Langues régionales : amendements rejetés mais promesse d'un débat parlementaire

 

Deux amendements visant à reconnaître les langues régionales dans la Constitution française, présentés par des élus PS et UMP, ont été repoussés, le 15 janvier, lors de leur examen par l'Assemblée nationale. Ces amendements avaient été déposés dans le cadre de la révision de la Constitution, préalable à la ratification du traité européen de Lisbonne. Le gouvernement s'est cependant engagé à " avoir un débat devant le Parlement sur ce sujet ", par la voix de la garde des Sceaux, Rachida Dati.

Les socialistes demandaient de compléter l'article 2 de la Constitution français ("La langue de la République est le Français") par les mots: "dans le respect des langues régionales qui font partie de notre patrimoine".

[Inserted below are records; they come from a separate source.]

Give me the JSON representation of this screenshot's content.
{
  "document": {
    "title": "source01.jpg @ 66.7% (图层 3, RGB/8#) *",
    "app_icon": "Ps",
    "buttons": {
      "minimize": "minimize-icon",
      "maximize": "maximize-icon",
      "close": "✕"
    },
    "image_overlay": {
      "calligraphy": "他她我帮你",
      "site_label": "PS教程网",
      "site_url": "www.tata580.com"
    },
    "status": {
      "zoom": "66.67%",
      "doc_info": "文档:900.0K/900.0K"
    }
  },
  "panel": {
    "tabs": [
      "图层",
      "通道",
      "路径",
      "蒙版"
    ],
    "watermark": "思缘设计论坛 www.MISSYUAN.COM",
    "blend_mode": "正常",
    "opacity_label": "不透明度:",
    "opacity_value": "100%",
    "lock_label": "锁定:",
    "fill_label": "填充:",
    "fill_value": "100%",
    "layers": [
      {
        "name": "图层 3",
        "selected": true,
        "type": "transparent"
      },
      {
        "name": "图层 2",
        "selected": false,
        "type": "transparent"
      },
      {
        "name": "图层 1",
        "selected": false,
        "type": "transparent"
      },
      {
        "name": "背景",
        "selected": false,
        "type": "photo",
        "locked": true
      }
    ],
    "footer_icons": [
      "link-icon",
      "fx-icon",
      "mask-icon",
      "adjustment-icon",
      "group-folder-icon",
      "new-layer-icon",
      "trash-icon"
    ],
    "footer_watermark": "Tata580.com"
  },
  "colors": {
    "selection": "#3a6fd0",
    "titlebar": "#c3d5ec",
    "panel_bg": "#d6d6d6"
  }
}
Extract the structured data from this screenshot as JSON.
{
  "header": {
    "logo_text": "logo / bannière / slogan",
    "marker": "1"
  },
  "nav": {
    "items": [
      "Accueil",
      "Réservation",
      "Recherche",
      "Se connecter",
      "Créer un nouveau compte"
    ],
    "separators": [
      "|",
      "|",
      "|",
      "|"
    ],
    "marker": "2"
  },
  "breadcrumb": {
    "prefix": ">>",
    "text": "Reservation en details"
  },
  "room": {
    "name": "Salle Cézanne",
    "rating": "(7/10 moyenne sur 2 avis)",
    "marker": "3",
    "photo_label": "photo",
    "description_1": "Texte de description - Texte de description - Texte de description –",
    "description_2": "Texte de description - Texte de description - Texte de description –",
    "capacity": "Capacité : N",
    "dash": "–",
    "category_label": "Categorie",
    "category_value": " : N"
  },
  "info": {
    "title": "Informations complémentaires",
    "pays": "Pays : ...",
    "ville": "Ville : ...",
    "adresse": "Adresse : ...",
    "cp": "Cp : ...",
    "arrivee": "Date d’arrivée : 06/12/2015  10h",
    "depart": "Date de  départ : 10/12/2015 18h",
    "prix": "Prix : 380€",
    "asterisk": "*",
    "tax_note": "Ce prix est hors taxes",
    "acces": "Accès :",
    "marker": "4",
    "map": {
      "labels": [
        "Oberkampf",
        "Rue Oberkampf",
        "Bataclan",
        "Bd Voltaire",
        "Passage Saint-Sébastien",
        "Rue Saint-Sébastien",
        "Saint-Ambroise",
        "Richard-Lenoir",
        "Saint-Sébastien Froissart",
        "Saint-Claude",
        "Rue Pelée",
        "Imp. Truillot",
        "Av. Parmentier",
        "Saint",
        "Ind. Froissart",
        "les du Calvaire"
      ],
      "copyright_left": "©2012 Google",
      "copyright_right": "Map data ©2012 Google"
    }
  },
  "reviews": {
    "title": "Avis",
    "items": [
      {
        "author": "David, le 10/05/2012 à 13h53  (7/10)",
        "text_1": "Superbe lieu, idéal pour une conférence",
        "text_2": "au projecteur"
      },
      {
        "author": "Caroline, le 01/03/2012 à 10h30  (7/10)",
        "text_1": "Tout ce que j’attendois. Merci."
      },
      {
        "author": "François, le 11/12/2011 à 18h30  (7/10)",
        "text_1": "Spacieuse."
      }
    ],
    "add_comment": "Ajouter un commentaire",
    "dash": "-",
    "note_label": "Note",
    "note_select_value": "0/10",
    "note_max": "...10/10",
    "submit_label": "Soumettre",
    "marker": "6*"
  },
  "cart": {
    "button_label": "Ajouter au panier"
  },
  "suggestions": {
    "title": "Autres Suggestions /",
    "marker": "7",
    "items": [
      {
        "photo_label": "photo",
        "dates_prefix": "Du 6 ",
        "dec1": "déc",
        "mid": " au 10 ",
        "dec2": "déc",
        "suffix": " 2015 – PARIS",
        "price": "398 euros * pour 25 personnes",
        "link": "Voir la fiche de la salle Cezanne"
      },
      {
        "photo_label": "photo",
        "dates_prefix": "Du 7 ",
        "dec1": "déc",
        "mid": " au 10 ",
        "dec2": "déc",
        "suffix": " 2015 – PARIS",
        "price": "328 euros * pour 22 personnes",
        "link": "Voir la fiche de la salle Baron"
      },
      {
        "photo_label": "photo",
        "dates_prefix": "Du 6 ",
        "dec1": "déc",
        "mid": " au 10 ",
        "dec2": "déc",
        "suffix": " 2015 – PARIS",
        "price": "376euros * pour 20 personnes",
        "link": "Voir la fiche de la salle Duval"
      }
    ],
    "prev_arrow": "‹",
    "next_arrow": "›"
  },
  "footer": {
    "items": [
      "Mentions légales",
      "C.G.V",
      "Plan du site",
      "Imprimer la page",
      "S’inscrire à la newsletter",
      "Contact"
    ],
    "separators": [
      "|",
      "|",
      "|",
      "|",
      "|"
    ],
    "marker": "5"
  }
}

Dans une autre amendement, plusieurs députés UMP dont le vice-président de l'Assemblée, Marc Le Fur (Côtes-d'Armor), souhaitaient que la France puisse adhérer "à la Charte européenne des langues régionales ou européennes signée le 7 mai 1999".

Les députés UMP ont décidé de renvoyer à l'après-municipales la question de l'adhésion de la France à la Charte européenne des langues régionales, en découplant ce débat de la ratification du traité européen, a indiqué le président du groupe, Jean-François Copé.

Voici le compte rendu officiel de la séance de l'Assemblée nationale du mardi 15 janvier.

Mme Marylise Lebranchu — Le nom de Simon Renucci a malencontreusement été omis de la liste des signataires de l’amendement 12, qui vise à prendre acte de la Charte européenne en faveur des langues régionales, signée le 7 mai 1999 mais non ratifiée en raison d’une décision du 15 juin 1999 du Conseil constitutionnel — saisi par le Président de la République — invoquant le premier alinéa de l’article 2 de la Constitution. Nous espérons ainsi résoudre un problème auquel nous avons vainement tenté, lors de l’examen d’autres textes, d’apporter une solution.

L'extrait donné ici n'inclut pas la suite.